Semangat memperingati bulan kelahiran Nabi Saw atau Maulid Nabi hampir merata di seluruh Indonesia. Berbagai acara dilakukan dalam rangka memperingati dan mengenang kelahiran nabi agung yang merupakan nabi terakhir dari tradisi kenabian yang diyakini dalam Islam. Salah satu kegiatan yang paling sering dilaksanakan adalah mengadakan pengajian dengan menghadirkan tokoh agama. Ada juga pembacaan salawat, pemberian santunan dan lain sebagainya.

Biasanya, dalam acara pengajian, tokoh agama yang diundang dan didapuk sebagai pemateri utama atau penceramah banyak membahas tentang alasan di balik lahirnya nabi, keutamaan beliau, akhlak beliau dan motivasi untuk selalu mengikuti dan meneladani ajaran dan akhlaknya. Hanya saja motivasi untuk meneladani nabi lebih banyak diarahkan pada masalah-masalah ibadah mahdlah seperti salat, puasa, zakat, ibadah mu’amalah seperti menyantuni anak yatim, fakir miskin dan ibadah-ibadah fadhilah seperti memperbanyak membaca salawat dan semacamnya.

Tema-tema ibadah, baik mahdlah, mu’amalah serta fadhilah semacam itu masih menjadi topik primadona para penceramah saat mereka mengisi pengajian maulid. Memang tidak salah membahas tema-tema tersebut. Hanya saja ada tema lain yang sangat jarang dibahas meskipun tema tersebut memiliki pengaruh yang sangat besar terhadap terlaksananya tiga jenis ibadah di atas. Tema tersebut adalah masalah perusakan dan pencemaran ekologi atau lingkungan.

Isu rusaknya lingkungan merupakan isu yang sudah menjadi kajian para ilmuan di seluruh dunia. Pemanasan global, pencemaran sungai dan lautan yang merusak ekosistem di dalamnya, pencemaran dan rusaknya sumber mata air akibat perusakan hutan dan semacamnya selalu luput dari kajian para penceramah. Nampaknya ada asumsi yang berkembang bahwa tema-tema lingkungan merupakan kajian para akademisi, pemerintah, Walhi dan organisasi lain yang memiliki konsens pada lingkungan.
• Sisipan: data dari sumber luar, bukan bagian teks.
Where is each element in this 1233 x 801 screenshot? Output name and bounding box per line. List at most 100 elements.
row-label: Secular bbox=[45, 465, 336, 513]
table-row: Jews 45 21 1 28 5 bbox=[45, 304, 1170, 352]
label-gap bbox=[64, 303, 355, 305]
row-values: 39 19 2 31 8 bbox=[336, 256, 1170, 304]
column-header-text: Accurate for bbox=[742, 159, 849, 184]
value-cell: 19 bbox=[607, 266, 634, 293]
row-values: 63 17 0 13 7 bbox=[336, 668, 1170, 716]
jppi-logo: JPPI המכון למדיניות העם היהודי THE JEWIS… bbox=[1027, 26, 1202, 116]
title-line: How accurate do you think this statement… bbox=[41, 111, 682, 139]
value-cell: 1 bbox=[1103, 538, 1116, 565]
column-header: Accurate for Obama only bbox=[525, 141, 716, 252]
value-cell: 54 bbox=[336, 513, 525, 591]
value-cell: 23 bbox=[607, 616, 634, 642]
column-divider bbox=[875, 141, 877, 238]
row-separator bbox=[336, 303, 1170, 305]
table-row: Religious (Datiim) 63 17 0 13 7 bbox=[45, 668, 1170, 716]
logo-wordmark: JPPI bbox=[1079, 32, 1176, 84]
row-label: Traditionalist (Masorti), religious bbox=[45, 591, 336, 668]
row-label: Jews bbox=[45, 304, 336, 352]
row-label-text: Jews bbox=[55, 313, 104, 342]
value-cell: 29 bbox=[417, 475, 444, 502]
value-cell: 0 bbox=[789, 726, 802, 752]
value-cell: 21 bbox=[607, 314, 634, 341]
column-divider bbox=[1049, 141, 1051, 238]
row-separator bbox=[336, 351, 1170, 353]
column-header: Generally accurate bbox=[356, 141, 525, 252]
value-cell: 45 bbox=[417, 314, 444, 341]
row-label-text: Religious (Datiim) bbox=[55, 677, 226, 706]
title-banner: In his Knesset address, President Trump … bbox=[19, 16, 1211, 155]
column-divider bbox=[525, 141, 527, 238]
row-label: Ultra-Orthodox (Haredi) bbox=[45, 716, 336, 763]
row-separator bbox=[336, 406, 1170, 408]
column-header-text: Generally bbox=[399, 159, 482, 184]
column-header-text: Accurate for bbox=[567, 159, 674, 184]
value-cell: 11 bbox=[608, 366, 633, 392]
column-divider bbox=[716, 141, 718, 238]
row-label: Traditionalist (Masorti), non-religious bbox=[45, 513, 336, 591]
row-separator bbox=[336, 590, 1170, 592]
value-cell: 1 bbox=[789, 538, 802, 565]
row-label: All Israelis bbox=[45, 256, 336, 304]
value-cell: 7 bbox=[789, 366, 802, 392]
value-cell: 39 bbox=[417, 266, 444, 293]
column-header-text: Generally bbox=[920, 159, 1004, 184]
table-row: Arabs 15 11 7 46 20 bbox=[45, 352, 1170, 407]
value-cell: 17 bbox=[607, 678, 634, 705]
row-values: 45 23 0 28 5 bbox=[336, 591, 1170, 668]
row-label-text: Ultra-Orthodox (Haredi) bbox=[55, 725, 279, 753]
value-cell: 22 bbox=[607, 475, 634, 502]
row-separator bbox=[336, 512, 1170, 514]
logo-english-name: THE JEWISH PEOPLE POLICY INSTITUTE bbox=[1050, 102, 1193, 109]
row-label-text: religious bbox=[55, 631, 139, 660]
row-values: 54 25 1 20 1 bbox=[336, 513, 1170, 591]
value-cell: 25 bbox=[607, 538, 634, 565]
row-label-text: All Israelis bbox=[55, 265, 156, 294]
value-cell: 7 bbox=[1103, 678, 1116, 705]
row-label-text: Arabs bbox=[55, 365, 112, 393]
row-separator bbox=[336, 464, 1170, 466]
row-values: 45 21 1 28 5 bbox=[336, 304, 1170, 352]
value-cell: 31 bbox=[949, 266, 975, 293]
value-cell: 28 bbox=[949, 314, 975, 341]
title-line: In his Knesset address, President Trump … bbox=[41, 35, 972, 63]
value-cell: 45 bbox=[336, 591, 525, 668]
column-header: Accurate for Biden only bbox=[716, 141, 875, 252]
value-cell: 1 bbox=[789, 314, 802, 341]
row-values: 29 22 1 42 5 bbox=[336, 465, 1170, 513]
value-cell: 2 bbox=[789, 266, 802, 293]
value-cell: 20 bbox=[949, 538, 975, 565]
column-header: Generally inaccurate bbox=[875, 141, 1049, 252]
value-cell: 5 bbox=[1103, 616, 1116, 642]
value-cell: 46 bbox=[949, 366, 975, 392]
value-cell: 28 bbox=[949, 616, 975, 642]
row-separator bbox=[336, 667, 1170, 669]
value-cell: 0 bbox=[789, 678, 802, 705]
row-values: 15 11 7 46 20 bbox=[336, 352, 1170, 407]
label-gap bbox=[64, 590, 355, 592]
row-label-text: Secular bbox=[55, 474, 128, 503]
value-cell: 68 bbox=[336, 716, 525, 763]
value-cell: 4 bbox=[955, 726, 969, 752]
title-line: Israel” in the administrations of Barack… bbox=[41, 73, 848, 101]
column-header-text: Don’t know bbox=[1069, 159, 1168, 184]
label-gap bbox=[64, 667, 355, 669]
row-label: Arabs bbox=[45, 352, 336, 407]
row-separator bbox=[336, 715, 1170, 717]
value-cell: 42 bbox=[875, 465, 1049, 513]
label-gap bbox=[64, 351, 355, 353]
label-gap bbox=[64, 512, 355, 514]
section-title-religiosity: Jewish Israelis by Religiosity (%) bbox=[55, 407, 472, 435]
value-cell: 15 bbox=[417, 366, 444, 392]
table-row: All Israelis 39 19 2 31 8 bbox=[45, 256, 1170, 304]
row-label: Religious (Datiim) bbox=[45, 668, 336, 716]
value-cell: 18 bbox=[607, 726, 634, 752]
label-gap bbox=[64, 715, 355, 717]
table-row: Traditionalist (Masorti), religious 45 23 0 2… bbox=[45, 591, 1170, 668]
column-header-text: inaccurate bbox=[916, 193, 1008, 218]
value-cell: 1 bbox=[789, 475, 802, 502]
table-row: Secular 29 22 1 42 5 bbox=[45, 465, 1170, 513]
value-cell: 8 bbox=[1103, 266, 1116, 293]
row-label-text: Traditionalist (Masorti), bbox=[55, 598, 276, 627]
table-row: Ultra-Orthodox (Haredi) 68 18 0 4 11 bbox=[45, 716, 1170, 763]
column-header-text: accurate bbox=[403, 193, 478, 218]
Asumsi tersebut jelas keliru. Apalagi jika yang punya anggapan demikian adalah para penceramah tadi. Seharusnya isu perusakan dan pencemaran lingkungan merupakan tanggung jawab bersama. Berbagai kajian dan penelitian ilmiah sudah banyak dilakukan selama ini menunjukkan bahwa kondisi bumi dan lingkungan kita sebenarnya sedang tidak baik-baik saja. Hasil kajian dan penelitian tersebut perlu mendapatkan dukungan kuat, salah satunya dari para tokoh agama atau penceramah.
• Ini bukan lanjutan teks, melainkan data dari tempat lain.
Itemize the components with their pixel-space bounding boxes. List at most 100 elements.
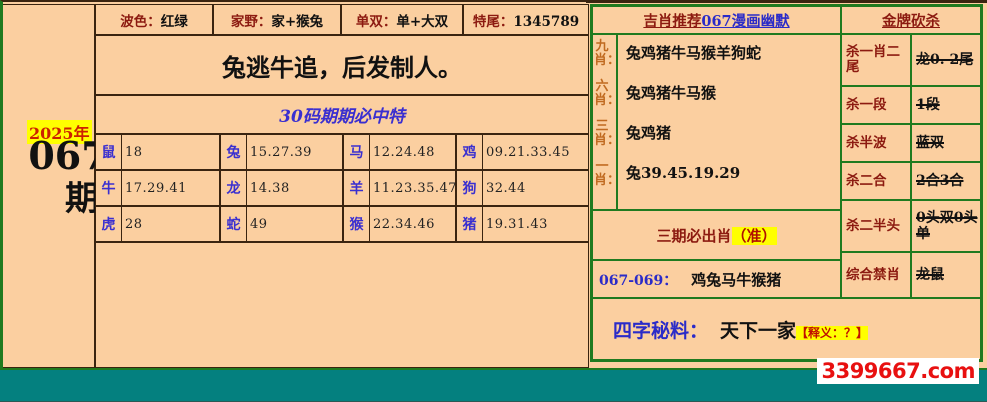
recommend-body bbox=[592, 34, 841, 210]
zodiac-numbers: 11.23.35.47 bbox=[373, 180, 458, 196]
header-label-bose: 波色： bbox=[120, 13, 161, 30]
zodiac-cell: 龙 14.38 bbox=[220, 170, 343, 206]
left-panel: 波色：红绿 家野：家+猴兔 单双：单+大双 特尾：1345789 兔逃牛追，后发… bbox=[0, 0, 589, 368]
zodiac-cell: 狗 32.44 bbox=[456, 170, 589, 206]
issue-year: 2025年 bbox=[27, 120, 92, 144]
code30-text: 30码期期必中特 bbox=[279, 107, 405, 127]
zodiac-cell: 牛 17.29.41 bbox=[95, 170, 220, 206]
zodiac-numbers: 14.38 bbox=[250, 180, 290, 196]
recommend-value-six: 兔鸡猪牛马猴 bbox=[626, 83, 717, 102]
zodiac-name: 鼠 bbox=[96, 135, 122, 169]
kill-label-cell: 杀一段 bbox=[841, 86, 911, 124]
zodiac-cell: 鼠 18 bbox=[95, 134, 220, 170]
range-value: 鸡兔马牛猴猪 bbox=[691, 270, 782, 289]
zodiac-name: 猴 bbox=[344, 207, 370, 241]
zodiac-numbers: 17.29.41 bbox=[125, 180, 187, 196]
kill-value-cell: 2合3合 bbox=[911, 162, 981, 200]
zodiac-numbers: 49 bbox=[250, 216, 268, 232]
zodiac-numbers: 22.34.46 bbox=[373, 216, 435, 232]
slogan-text: 兔逃牛追，后发制人。 bbox=[222, 52, 462, 82]
kill-label-cell: 杀二半头 bbox=[841, 200, 911, 252]
three-issue-title-cell: 三期必出肖（准） bbox=[592, 210, 841, 260]
zodiac-numbers: 09.21.33.45 bbox=[486, 144, 571, 160]
zodiac-cell: 蛇 49 bbox=[220, 206, 343, 242]
recommend-value-three: 兔鸡猪 bbox=[626, 123, 672, 142]
issue-suffix: 期 bbox=[65, 179, 99, 219]
zodiac-cell: 猪 19.31.43 bbox=[456, 206, 589, 242]
kill-value-cell: 0头双0头单 bbox=[911, 200, 981, 252]
code30-cell: 30码期期必中特 bbox=[95, 95, 589, 134]
range-label: 067-069： bbox=[599, 272, 678, 289]
xiao-label-divider bbox=[616, 34, 618, 210]
zodiac-name: 猪 bbox=[457, 207, 483, 241]
header-cell-bose: 波色：红绿 bbox=[95, 4, 213, 35]
watermark-text: 3399667.com bbox=[821, 359, 975, 383]
zodiac-numbers: 18 bbox=[125, 144, 143, 160]
zodiac-name: 狗 bbox=[457, 171, 483, 205]
kill-panel-title: 金牌砍杀 bbox=[882, 12, 940, 30]
slogan-cell: 兔逃牛追，后发制人。 bbox=[95, 35, 589, 95]
zodiac-name: 虎 bbox=[96, 207, 122, 241]
xiao-label-nine: 九 肖： bbox=[594, 39, 621, 68]
zodiac-name: 兔 bbox=[221, 135, 247, 169]
kill-label-cell: 杀半波 bbox=[841, 124, 911, 162]
header-value-jiaye: 家+猴兔 bbox=[271, 13, 324, 30]
zodiac-cell: 鸡 09.21.33.45 bbox=[456, 134, 589, 170]
header-cell-danshuang: 单双：单+大双 bbox=[341, 4, 463, 35]
zodiac-cell: 兔 15.27.39 bbox=[220, 134, 343, 170]
kill-label-cell: 综合禁肖 bbox=[841, 252, 911, 298]
four-char-cell: 四字秘料： 天下一家【释义：？】 bbox=[592, 298, 981, 360]
kill-label-cell: 杀一肖二尾 bbox=[841, 34, 911, 86]
zodiac-name: 羊 bbox=[344, 171, 370, 205]
zodiac-cell: 虎 28 bbox=[95, 206, 220, 242]
zodiac-name: 蛇 bbox=[221, 207, 247, 241]
kill-value-cell: 蓝双 bbox=[911, 124, 981, 162]
xiao-label-six: 六 肖： bbox=[594, 79, 621, 108]
kill-value-cell: 1段 bbox=[911, 86, 981, 124]
kill-value-cell: 龙鼠 bbox=[911, 252, 981, 298]
xiao-label-three: 三 肖： bbox=[594, 119, 621, 148]
kill-label-cell: 杀二合 bbox=[841, 162, 911, 200]
zodiac-name: 牛 bbox=[96, 171, 122, 205]
header-value-bose: 红绿 bbox=[160, 13, 188, 30]
zodiac-numbers: 32.44 bbox=[486, 180, 526, 196]
header-label-danshuang: 单双： bbox=[355, 13, 397, 30]
issue-number: 067 bbox=[28, 133, 108, 178]
four-char-note[interactable]: 【释义：？】 bbox=[796, 325, 869, 340]
recommend-title-link[interactable]: 067漫画幽默 bbox=[701, 12, 790, 30]
zodiac-numbers: 15.27.39 bbox=[250, 144, 312, 160]
xiao-label-one: 一 肖： bbox=[594, 159, 621, 188]
watermark: 3399667.com bbox=[817, 358, 979, 384]
zodiac-name: 龙 bbox=[221, 171, 247, 205]
four-char-value: 天下一家 bbox=[720, 319, 797, 342]
zodiac-name: 马 bbox=[344, 135, 370, 169]
issue-block bbox=[3, 4, 95, 368]
three-issue-note: （准） bbox=[731, 226, 777, 245]
header-label-jiaye: 家野： bbox=[230, 13, 272, 30]
four-char-label: 四字秘料： bbox=[613, 319, 709, 342]
xiao-label-column: 九 肖： 六 肖： 三 肖： 一 肖： bbox=[594, 36, 621, 208]
empty-region bbox=[95, 242, 589, 368]
right-panel: 吉肖推荐067漫画幽默 金牌砍杀 九 肖： 六 肖： 三 肖： 一 肖： bbox=[590, 4, 983, 362]
recommend-value-nine: 兔鸡猪牛马猴羊狗蛇 bbox=[626, 43, 762, 62]
header-label-tewei: 特尾： bbox=[472, 13, 514, 30]
zodiac-cell: 马 12.24.48 bbox=[343, 134, 456, 170]
three-issue-range-cell: 067-069： 鸡兔马牛猴猪 bbox=[592, 260, 841, 298]
zodiac-cell: 猴 22.34.46 bbox=[343, 206, 456, 242]
header-value-tewei: 1345789 bbox=[513, 13, 580, 30]
header-cell-tewei: 特尾：1345789 bbox=[463, 4, 589, 35]
three-issue-title: 三期必出肖 bbox=[656, 226, 732, 245]
zodiac-cell: 羊 11.23.35.47 bbox=[343, 170, 458, 206]
zodiac-numbers: 12.24.48 bbox=[373, 144, 435, 160]
zodiac-name: 鸡 bbox=[457, 135, 483, 169]
recommend-value-one: 兔39.45.19.29 bbox=[626, 163, 741, 182]
kill-title-cell: 金牌砍杀 bbox=[841, 6, 981, 34]
zodiac-numbers: 28 bbox=[125, 216, 143, 232]
zodiac-numbers: 19.31.43 bbox=[486, 216, 548, 232]
header-cell-jiaye: 家野：家+猴兔 bbox=[213, 4, 341, 35]
recommend-title-prefix: 吉肖推荐 bbox=[643, 12, 702, 30]
kill-value-cell: 龙0. 2尾 bbox=[911, 34, 981, 86]
recommend-title-cell: 吉肖推荐067漫画幽默 bbox=[592, 6, 841, 34]
header-value-danshuang: 单+大双 bbox=[396, 13, 449, 30]
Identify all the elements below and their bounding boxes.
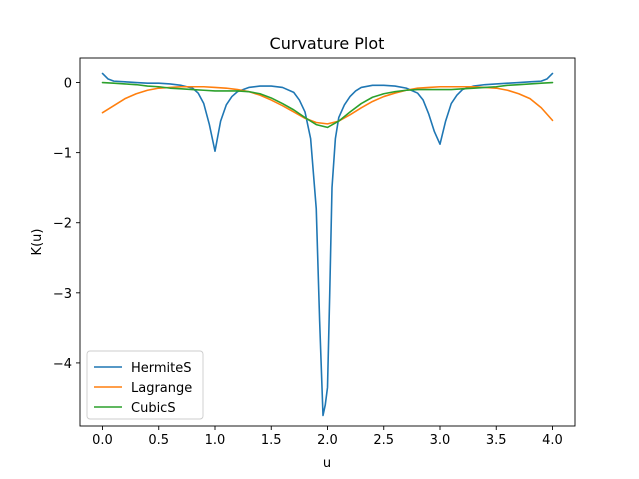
y-tick-label: −4 xyxy=(53,357,72,372)
y-axis-label: K(u) xyxy=(30,229,45,256)
legend: HermiteS Lagrange CubicS xyxy=(86,350,204,420)
x-tick-label: 1.5 xyxy=(261,433,282,448)
legend-box xyxy=(86,350,204,420)
x-tick-label: 3.0 xyxy=(430,433,451,448)
legend-label-cubics: CubicS xyxy=(131,401,176,416)
x-tick-label: 1.0 xyxy=(205,433,226,448)
series-line-hermites xyxy=(101,72,554,417)
x-tick-label: 0.5 xyxy=(148,433,169,448)
legend-label-hermites: HermiteS xyxy=(131,361,192,376)
series-layer xyxy=(101,72,554,417)
series-line-lagrange xyxy=(101,85,554,125)
x-axis-label: u xyxy=(323,456,331,471)
y-tick-label: −2 xyxy=(53,217,72,232)
x-tick-label: 2.0 xyxy=(317,433,338,448)
y-tick-label: −1 xyxy=(53,147,72,162)
x-tick-label: 3.5 xyxy=(486,433,507,448)
y-tick-label: −3 xyxy=(53,287,72,302)
y-tick-label: 0 xyxy=(64,77,72,92)
x-tick-label: 2.5 xyxy=(373,433,394,448)
chart-title: Curvature Plot xyxy=(270,34,385,53)
series-line-cubics xyxy=(101,81,554,129)
x-tick-label: 0.0 xyxy=(92,433,113,448)
x-tick-label: 4.0 xyxy=(542,433,563,448)
y-axis-ticks: 0 −1 −2 −3 −4 xyxy=(53,77,80,372)
x-axis-ticks: 0.0 0.5 1.0 1.5 2.0 2.5 3.0 3.5 4.0 xyxy=(92,426,563,448)
legend-label-lagrange: Lagrange xyxy=(131,381,192,396)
Dalam riwayat Abu Daud disebutkan bahwa Rasulullah Saw bersabda, “Takutlah kalian pada tiga hal yang terlakna; buang air besar di sumber air, di tengah jalan, dan tempat berteduh.”

Jika diperhatikan, tiga perbuatan yang disebutkan dalam hadis di atas merupakan bentuk pencemaran lingkungan dan perbuatan tersebut tidak saja disebut merusak oleh Nabi melainkan sudah sampai pada tindakan ‘terlaknat’ (al-malá). Dalam menjabarkan hadis tersebut, Imam al-Munawi dalam karyanya, Faydhu al-Qadir, menjelaskan bahwa jalanan, tempat berteduh dan termasuk sumber air merupakan ruang publik. Artinya, kita dilarang bahkan dilaknat merusak, mengotori dan mencemari lingkungan yang menjadi sarana publik mendapatkan hak-hak mereka.
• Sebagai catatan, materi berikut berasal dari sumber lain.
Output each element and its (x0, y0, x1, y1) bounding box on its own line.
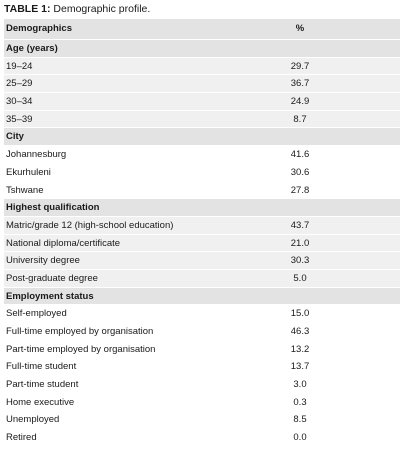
row-label: Part-time employed by organisation (6, 343, 156, 355)
row-label: Unemployed (6, 414, 60, 426)
row-value: 5.0 (293, 272, 307, 284)
row-value: 13.2 (290, 343, 310, 355)
row-label: Full-time employed by organisation (6, 326, 154, 337)
row-value: 43.7 (290, 219, 310, 231)
section-label: Highest qualification (6, 202, 100, 214)
table-row: Ekurhuleni 30.6 (4, 162, 400, 181)
table-row: 30–34 24.9 (4, 92, 400, 110)
row-value: 15.0 (290, 308, 310, 320)
table-row: 19–24 29.7 (4, 56, 400, 75)
section-header-row: Highest qualification (4, 198, 400, 216)
table-row: 35–39 8.7 (4, 109, 400, 128)
table-row: Full-time student 13.7 (4, 357, 400, 375)
row-label: National diploma/certificate (6, 237, 121, 249)
table-row: Tshwane 27.8 (4, 180, 400, 199)
row-value: 8.5 (293, 414, 307, 426)
row-value: 30.3 (290, 255, 310, 267)
row-label: Self-employed (6, 308, 67, 320)
row-value: 0.3 (293, 396, 307, 408)
section-label: Employment status (6, 290, 94, 302)
table-caption-label: TABLE 1: (4, 3, 51, 15)
row-label: Johannesburg (6, 149, 67, 161)
table-row: Full-time employed by organisation 46.3 (4, 322, 400, 340)
section-label: Age (years) (6, 43, 58, 54)
table-row: Johannesburg 41.6 (4, 145, 400, 163)
row-value: 36.7 (290, 78, 310, 90)
row-label: 35–39 (6, 113, 33, 125)
row-value: 27.8 (290, 184, 310, 196)
table-row: Post-graduate degree 5.0 (4, 268, 400, 287)
table-row: Matric/grade 12 (high-school education) 4… (4, 215, 400, 234)
table-row: Self-employed 15.0 (4, 304, 400, 322)
row-value: 13.7 (290, 361, 310, 373)
row-label: Retired (6, 432, 37, 444)
table-row: 25–29 36.7 (4, 74, 400, 93)
table-caption-text: Demographic profile. (50, 3, 151, 15)
row-value: 21.0 (290, 237, 310, 249)
row-label: Tshwane (6, 184, 44, 196)
row-label: 30–34 (6, 96, 33, 108)
section-label: City (6, 131, 24, 143)
row-value: 3.0 (293, 379, 307, 391)
row-value: 8.7 (293, 113, 307, 125)
table-row: Part-time student 3.0 (4, 375, 400, 393)
row-value: 24.9 (290, 96, 310, 108)
row-label: Part-time student (6, 379, 79, 391)
section-header-row: Employment status (4, 286, 400, 305)
table-row: Retired 0.0 (4, 428, 400, 446)
section-header-row: Age (years) (4, 39, 400, 57)
table-header: Demographics % (4, 19, 400, 39)
table-row: Unemployed 8.5 (4, 410, 400, 428)
row-label: Home executive (6, 396, 75, 408)
row-label: University degree (6, 255, 80, 267)
row-label: Matric/grade 12 (high-school education) (6, 219, 174, 231)
table-row: University degree 30.3 (4, 251, 400, 269)
table-row: Part-time employed by organisation 13.2 (4, 339, 400, 358)
row-label: 19–24 (6, 60, 33, 72)
row-value: 30.6 (290, 166, 310, 178)
row-value: 0.0 (293, 432, 307, 444)
table-row: Home executive 0.3 (4, 392, 400, 411)
table-row: National diploma/certificate 21.0 (4, 233, 400, 252)
demographic-table: Demographics % Age (years) 19–24 29.7 25–29… (4, 19, 400, 446)
section-header-row: City (4, 127, 400, 146)
row-label: 25–29 (6, 78, 33, 90)
header-percent: % (295, 23, 305, 34)
row-label: Full-time student (6, 361, 77, 373)
row-value: 41.6 (290, 149, 310, 161)
row-label: Post-graduate degree (6, 272, 98, 284)
table-body: Age (years) 19–24 29.7 25–29 36.7 30–34 24.9 35… (4, 39, 400, 446)
row-label: Ekurhuleni (6, 166, 51, 178)
row-value: 29.7 (290, 60, 310, 72)
table-caption: TABLE 1: Demographic profile. (4, 3, 150, 16)
header-demographics: Demographics (6, 23, 72, 34)
row-value: 46.3 (290, 326, 310, 337)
Meskipun para ahli fikih menilai tindakan mencemari dan merusak lingkungan sebagai tindakan yang makruh, namun berbeda dengan pendapat ulama lainnya. Imam al-Qudamah, kalangan Malikiyah dan Syafi’iyah misalnya menilai, bahwa tindakan mencemari dan merusak ekologi yang menjadi sarana bagi publik mendapatkan hak-hak mereka adalah perbuatan haram.

Terlepas dari perbedaan pendapat tersebut, saat ini kita perlu menimbang potensi madharat dan mafsadat dari perbuatan merusak dan mencermari lingkungan. Jika para fuqaha menilai makruh perbuatan tersebut dengan alasan melanggar etika, namun situasi dan kondisi saat ini mengharuskan kita untuk menetapkan bahwa perusakan dan pencemaran lingkungan tidak bisa lagi dipandang sebagai pelanggaran etika semata. Hemat penulis, perbuatan tersebut harus ditempatkan sebagai tindakan perusakan berat karena dampak yang ditimbulkan menyebabkan terancamnya kehidupan manusia yang pada akhirnya juga berdampak pada terganggunya aktivitas ibadah.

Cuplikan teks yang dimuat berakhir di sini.